Leur marchandise, la force de travail, les ouvriers l'échangent contre la marchandise du capitaliste, contre l'argent, et, en vérité, cet échange a lieu d'après un rapport déterminé. Tant d'argent pour tant de durée d'utilisation de la force de travail. Pour douze heures de tissage, 2 marks. Et ces 2 marks ne représentent-ils pas toutes les autres marchandises que je puis acheter pour 2 marks? L'ouvrier a donc bien échangé une marchandise, la force de travail, contre des marchandises de toutes sortes, et cela suivant un rapport déterminé. En lui donnant 2 marks, le capitaliste lui a donné tant de viande, tant de vêtements, tant de bois, de lumière, etc., en échange de sa journée de travail. Ces 2 marks expriment donc le rapport suivant lequel la force de travail est échangée contre d'autres marchandises, la valeur d'échange de la force de travail. La valeur d'échange d'une marchandise, évaluée en argent, c'est précisément ce qu'on appelle son prix. Le salaire n'est donc que le nom particulier donné au prix de la force de travail appelé d'ordinaire prix du travail, il n'est que le nom donné au prix de cette marchandise particulière qui n'est en réserve que dans la chair et le sang de l'homme.

Prenons le premier ouvrier venu, par exemple, un tisserand. Le capitaliste lui fournit le métier à tisser et le fil. Le tisserand se met au travail et le fil devient de la toile. Le capitaliste s'approprie la toile et la vend 20 marks par exemple. Le salaire du tisserand est-il alors une part de la toile, des 20 marks, du produit de son travail? Pas du tout. Le tisserand a reçu son salaire bien avant que la toile ait été vendue et peut-être bien avant qu'elle ait été tissée. Le capitaliste ne paie donc pas ce salaire avec l'argent qu'il va retirer de la toile, mais avec de l'argent accumulé d'avance. De même que le métier à tisser et le fil ne sont pas le produit du tisserand auquel ils ont été fournis par l'employeur, les marchandises qu'il reçoit en échange de sa marchandise, la force de travail ne le sont pas davantage. Il peut arriver que le capitaliste ne trouve pas d'acheteur du tout pour sa toile. Il peut arriver qu'il ne retire pas même le salaire de sa vente. Il peut arriver qu'il la vende de façon très avantageuse par rapport au salaire du tisserand. Tout cela ne regarde en rien le tisserand. Le capitaliste achète avec une partie de sa fortune actuelle, de son capital, la force de travail du tisserand tout comme il a acquis, avec une autre partie de sa fortune, la matière première, le fil, et l'instrument de travail, le métier à tisser. Après avoir fait ces achats, et parmi ces achats il y a aussi la force de travail nécessaire à la production de la toile, il ne produit plus qu'avec des matières premières et des instruments de travail qui lui appartiennent à lui seul. Car, de ces derniers fait aussi partie notre brave tisserand qui, pas plus que le métier à tisser, n'a sa part du produit ou du prix de celui-ci.

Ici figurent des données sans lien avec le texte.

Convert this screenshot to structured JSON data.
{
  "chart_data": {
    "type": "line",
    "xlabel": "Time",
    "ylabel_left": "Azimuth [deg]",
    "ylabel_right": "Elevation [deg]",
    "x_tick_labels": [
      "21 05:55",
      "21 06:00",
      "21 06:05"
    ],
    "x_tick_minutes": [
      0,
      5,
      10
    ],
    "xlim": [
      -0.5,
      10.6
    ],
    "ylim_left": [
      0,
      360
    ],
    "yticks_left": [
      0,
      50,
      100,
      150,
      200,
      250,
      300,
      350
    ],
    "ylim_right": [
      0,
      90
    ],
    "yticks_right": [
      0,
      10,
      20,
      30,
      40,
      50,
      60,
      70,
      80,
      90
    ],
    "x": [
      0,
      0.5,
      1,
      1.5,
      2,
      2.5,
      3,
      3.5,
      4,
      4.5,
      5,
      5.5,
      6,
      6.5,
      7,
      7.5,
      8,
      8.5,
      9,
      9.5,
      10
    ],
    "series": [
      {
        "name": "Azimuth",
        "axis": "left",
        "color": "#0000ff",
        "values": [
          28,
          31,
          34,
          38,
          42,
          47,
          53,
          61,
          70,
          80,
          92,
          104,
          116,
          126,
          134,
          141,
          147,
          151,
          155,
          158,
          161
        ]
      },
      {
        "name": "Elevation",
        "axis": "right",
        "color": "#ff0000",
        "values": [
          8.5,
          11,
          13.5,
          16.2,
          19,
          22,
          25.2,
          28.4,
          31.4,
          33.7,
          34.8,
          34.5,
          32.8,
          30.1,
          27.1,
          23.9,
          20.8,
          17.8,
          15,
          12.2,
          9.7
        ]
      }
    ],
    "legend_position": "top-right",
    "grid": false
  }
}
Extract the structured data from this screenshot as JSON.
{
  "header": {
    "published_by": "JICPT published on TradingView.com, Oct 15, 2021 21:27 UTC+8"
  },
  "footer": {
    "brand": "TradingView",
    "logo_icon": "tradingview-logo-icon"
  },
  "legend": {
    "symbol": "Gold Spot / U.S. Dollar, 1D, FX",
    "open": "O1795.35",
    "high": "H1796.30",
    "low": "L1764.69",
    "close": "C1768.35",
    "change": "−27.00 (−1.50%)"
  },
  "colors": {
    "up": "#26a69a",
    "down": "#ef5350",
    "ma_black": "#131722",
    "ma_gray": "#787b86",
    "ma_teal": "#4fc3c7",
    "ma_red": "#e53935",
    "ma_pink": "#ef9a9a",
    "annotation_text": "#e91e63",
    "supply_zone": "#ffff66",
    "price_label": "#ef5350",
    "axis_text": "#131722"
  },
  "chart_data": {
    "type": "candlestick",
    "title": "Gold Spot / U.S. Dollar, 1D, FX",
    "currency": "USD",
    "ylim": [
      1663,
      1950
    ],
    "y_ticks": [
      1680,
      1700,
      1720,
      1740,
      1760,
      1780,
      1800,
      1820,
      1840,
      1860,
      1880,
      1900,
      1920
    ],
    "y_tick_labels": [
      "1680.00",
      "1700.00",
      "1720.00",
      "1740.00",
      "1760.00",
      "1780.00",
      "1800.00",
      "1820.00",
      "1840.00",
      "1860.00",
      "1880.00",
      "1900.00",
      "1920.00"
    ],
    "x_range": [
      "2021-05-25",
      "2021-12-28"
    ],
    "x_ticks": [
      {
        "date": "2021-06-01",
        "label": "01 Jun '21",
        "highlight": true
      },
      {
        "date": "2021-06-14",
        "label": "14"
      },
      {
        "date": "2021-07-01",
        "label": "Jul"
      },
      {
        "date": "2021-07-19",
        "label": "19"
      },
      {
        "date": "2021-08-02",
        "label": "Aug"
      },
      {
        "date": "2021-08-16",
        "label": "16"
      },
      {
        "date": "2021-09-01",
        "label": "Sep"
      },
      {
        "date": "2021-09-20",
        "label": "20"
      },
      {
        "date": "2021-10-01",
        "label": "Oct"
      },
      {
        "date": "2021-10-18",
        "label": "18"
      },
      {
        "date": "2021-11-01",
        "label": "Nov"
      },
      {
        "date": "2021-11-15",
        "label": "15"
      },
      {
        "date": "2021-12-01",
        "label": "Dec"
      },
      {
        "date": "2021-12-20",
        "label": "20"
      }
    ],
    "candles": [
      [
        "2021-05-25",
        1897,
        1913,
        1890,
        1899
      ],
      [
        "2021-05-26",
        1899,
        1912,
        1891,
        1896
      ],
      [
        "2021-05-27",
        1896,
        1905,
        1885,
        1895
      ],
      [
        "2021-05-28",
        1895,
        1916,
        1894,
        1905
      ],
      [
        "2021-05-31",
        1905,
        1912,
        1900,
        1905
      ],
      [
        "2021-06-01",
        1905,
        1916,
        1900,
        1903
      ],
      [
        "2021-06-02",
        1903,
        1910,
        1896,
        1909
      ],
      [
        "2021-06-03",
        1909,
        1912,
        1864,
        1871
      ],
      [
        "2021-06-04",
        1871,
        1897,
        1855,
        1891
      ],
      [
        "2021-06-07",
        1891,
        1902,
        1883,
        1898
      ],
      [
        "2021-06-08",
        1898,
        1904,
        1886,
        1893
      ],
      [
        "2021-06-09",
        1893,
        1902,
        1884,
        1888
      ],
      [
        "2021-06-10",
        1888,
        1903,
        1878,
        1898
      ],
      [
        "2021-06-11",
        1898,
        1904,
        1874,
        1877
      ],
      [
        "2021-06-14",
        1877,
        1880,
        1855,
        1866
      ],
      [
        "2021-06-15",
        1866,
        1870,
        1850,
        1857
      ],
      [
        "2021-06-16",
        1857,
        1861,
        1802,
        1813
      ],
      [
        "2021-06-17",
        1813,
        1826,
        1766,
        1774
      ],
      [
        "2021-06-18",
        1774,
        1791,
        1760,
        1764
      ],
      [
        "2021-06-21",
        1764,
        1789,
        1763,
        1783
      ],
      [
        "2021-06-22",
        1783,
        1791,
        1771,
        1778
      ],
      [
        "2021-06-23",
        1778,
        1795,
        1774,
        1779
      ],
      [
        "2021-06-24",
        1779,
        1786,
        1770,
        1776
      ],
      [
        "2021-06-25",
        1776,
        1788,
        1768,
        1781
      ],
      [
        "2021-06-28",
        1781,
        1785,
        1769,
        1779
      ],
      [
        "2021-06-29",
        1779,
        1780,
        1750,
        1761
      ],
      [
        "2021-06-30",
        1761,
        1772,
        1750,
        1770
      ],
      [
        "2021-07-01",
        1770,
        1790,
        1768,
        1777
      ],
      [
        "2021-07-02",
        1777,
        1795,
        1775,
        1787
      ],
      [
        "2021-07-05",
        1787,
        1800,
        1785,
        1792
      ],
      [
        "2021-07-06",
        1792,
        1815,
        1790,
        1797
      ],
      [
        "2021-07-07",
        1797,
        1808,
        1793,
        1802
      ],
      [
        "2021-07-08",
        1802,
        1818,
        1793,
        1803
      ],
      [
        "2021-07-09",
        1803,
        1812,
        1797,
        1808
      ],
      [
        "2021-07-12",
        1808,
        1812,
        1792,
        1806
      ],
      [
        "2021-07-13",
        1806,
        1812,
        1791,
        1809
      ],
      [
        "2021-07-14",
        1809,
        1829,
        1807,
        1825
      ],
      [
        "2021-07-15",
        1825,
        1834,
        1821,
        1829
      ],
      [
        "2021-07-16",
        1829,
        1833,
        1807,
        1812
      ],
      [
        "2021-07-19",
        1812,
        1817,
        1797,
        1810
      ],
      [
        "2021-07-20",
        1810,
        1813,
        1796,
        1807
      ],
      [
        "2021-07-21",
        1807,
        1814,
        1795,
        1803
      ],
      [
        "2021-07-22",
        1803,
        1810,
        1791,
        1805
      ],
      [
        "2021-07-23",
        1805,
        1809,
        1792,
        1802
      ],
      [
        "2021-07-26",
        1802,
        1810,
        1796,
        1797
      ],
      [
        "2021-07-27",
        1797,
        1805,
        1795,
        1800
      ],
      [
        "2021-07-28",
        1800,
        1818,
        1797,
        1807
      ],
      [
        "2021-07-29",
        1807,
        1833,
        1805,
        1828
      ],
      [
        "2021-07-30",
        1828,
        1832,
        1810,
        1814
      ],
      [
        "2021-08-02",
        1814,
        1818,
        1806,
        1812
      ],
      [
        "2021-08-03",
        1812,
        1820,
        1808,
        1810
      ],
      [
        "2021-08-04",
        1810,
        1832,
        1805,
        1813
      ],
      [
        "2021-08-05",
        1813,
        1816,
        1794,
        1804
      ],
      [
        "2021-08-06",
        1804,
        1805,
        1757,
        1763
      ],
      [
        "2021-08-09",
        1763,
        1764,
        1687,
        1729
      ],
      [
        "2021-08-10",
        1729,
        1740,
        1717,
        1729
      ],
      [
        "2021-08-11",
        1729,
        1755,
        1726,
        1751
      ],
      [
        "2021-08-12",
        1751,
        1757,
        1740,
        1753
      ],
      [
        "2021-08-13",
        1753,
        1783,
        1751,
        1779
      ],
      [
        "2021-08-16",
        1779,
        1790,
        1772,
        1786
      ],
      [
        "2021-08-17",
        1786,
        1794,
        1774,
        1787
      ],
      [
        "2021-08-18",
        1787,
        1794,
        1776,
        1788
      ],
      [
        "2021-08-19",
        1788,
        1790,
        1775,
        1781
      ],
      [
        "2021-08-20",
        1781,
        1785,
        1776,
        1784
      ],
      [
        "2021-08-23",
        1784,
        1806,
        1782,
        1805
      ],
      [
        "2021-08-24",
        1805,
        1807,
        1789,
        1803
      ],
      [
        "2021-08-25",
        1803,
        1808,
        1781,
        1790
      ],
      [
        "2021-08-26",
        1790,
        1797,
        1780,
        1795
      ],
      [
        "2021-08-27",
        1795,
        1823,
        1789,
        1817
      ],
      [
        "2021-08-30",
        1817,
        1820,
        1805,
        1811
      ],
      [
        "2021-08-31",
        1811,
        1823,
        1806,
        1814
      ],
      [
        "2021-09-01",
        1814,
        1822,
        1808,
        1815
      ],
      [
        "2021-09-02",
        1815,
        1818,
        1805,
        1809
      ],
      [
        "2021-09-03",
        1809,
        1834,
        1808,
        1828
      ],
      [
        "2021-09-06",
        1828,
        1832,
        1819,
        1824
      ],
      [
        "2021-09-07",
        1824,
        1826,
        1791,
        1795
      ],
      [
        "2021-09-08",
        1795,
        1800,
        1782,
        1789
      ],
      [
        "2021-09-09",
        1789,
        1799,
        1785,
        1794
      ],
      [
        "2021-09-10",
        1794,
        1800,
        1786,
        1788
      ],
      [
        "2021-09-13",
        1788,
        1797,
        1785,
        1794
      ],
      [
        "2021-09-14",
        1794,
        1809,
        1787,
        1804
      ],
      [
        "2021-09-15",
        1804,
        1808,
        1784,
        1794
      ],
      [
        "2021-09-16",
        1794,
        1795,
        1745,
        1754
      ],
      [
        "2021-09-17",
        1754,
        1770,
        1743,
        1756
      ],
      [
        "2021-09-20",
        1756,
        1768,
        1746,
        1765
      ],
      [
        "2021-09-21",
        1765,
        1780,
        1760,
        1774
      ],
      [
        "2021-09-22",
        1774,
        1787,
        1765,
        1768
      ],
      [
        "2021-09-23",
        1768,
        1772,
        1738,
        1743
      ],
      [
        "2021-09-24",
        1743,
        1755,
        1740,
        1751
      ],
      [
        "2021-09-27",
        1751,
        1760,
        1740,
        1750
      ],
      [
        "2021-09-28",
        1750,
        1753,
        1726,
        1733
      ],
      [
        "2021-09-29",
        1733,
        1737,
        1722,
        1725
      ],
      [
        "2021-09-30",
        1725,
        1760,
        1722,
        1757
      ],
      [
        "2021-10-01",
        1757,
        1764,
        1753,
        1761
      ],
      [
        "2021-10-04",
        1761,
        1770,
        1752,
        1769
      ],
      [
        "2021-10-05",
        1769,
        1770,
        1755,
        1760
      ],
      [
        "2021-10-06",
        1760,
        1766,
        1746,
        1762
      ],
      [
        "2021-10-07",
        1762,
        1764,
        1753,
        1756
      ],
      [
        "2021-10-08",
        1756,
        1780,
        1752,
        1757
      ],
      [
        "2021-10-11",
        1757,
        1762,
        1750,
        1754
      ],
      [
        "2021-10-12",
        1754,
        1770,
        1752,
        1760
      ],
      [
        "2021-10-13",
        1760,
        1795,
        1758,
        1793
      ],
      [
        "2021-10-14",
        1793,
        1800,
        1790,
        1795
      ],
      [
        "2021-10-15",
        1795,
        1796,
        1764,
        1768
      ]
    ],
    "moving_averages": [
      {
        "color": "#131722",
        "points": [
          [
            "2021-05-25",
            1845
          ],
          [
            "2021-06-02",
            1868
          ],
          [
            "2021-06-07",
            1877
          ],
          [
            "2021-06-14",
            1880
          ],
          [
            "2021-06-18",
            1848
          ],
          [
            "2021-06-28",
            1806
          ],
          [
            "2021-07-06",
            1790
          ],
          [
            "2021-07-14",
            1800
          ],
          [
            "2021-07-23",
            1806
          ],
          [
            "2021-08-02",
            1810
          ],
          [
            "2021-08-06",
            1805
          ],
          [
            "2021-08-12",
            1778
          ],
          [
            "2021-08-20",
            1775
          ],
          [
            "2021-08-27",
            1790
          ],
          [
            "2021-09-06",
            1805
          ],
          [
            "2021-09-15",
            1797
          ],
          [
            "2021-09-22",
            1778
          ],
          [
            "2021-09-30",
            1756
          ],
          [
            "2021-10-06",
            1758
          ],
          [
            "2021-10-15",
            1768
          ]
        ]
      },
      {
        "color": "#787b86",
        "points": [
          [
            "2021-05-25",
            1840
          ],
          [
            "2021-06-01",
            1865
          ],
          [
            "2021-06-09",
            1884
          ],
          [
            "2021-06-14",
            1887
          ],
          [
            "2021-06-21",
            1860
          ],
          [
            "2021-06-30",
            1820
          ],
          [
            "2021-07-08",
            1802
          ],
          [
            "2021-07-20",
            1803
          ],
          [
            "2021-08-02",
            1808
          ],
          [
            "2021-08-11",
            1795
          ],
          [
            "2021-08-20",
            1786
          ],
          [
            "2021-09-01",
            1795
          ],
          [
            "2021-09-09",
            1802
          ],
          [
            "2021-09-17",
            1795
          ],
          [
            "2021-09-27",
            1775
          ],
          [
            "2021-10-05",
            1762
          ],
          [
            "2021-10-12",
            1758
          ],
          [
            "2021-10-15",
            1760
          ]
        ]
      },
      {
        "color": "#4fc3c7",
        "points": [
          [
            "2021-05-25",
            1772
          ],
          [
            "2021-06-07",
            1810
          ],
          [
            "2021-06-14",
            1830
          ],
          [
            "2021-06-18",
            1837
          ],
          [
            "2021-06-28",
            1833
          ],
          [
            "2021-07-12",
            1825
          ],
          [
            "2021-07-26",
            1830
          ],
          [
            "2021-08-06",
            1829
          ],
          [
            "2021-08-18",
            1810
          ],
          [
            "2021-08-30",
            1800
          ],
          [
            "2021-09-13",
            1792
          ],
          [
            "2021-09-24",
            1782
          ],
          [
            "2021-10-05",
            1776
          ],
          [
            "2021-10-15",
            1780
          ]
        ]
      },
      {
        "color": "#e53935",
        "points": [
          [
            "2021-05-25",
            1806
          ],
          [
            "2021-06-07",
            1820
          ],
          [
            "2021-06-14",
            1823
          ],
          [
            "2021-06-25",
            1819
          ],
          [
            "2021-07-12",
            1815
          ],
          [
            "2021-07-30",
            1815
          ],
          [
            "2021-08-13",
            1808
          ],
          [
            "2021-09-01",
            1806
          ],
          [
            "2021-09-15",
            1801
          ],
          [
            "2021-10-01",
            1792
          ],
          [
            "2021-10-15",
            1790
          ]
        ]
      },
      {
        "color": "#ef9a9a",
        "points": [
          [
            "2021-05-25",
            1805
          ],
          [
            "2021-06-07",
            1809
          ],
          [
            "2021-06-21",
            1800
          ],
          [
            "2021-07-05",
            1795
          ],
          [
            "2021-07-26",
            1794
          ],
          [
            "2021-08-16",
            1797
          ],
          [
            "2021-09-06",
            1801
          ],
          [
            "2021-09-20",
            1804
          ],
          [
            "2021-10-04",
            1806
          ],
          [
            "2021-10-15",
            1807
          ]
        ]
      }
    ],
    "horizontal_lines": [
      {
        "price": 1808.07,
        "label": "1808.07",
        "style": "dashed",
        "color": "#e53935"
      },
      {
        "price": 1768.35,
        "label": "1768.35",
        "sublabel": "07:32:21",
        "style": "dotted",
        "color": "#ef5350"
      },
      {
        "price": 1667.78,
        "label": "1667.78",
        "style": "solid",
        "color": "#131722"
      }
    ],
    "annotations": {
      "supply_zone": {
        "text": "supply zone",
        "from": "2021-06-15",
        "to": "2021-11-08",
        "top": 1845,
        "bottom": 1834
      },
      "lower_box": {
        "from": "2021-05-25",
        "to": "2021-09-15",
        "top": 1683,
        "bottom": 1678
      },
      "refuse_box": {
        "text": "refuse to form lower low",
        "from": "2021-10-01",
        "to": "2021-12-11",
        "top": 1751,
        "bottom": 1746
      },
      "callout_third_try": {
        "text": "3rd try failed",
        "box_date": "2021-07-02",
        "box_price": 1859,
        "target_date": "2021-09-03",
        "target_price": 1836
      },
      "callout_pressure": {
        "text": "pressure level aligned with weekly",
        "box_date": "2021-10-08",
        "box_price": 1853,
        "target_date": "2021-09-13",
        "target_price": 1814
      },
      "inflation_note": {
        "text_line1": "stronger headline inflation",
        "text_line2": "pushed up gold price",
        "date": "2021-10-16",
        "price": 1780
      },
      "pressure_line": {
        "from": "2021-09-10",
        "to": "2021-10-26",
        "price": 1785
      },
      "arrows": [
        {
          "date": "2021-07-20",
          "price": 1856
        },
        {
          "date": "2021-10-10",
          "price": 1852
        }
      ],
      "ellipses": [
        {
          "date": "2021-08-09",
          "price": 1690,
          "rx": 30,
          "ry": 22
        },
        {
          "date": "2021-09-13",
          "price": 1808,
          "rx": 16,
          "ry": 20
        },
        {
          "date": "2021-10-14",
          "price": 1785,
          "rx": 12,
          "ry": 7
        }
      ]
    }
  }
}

Le salaire n'est donc pas une part de l'ouvrier à la marchandise qu'il produit. Le salaire est la partie de marchandises déjà existantes avec laquelle le capitaliste s'approprie par achat une quantité déterminée de force de travail productive.

La force de travail est donc une marchandise que son possesseur, le salarié, vend au capital. Pourquoi la vend-il ? Pour vivre.

Mais la manifestation de la force de travail, le travail, est l'activité vitale propre à l'ouvrier, sa façon à lui de manifester sa vie. Et c'est cette activité vitale qu'il vend à un tiers pour s'assurer les moyens de subsistance nécessaires. Son activité vitale n'est donc pour lui qu'un moyen de pouvoir exister. Il travaille pour vivre. Pour lui-même, le travail n'est pas une partie de sa vie, il est plutôt un sacrifice de sa vie. C'est une marchandise qu'il a adjugée à un tiers. C'est pourquoi le produit de son activité n'est pas non plus le but de son activité. Ce qu'il produit pour lui-même, ce n'est pas la soie qu'il tisse, ce n'est pas l'or qu'il extrait du puits, ce n'est pas le palais qu'il bâtit. Ce qu'il produit pour lui-même, c'est le salaire, et la soie, l'or, le palais se réduisent pour lui à une quantité déterminée de moyens de subsistance, peut-être à un tricot de coton, à de la monnaie de billon et à un logement dans une cave. Et l'ouvrier qui, douze heures durant, tisse, file, perce, tourne, bâtit, manie la pelle, taille la pierre, la transporte, etc., regarde-t-il ces douze heures de tissage, de filage, de perçage, de travail au tour ou de maçonnerie, de maniement de la pelle ou de taille de la pierre comme une manifestation de sa vie, comme sa vie? Bien au contraire. La vie commence pour lui où cesse activité, à table, à l'auberge, au lit. Par contre, les douze heures de travail n'ont nullement pour lui le sens de tisser, de filer, de percer, etc., mais celui de gagner ce qui lui permet d'aller à table, à l'auberge, au lit. Si le ver à soie tissait pour subvenir à son existence de chenille, il serait un salarié achevé.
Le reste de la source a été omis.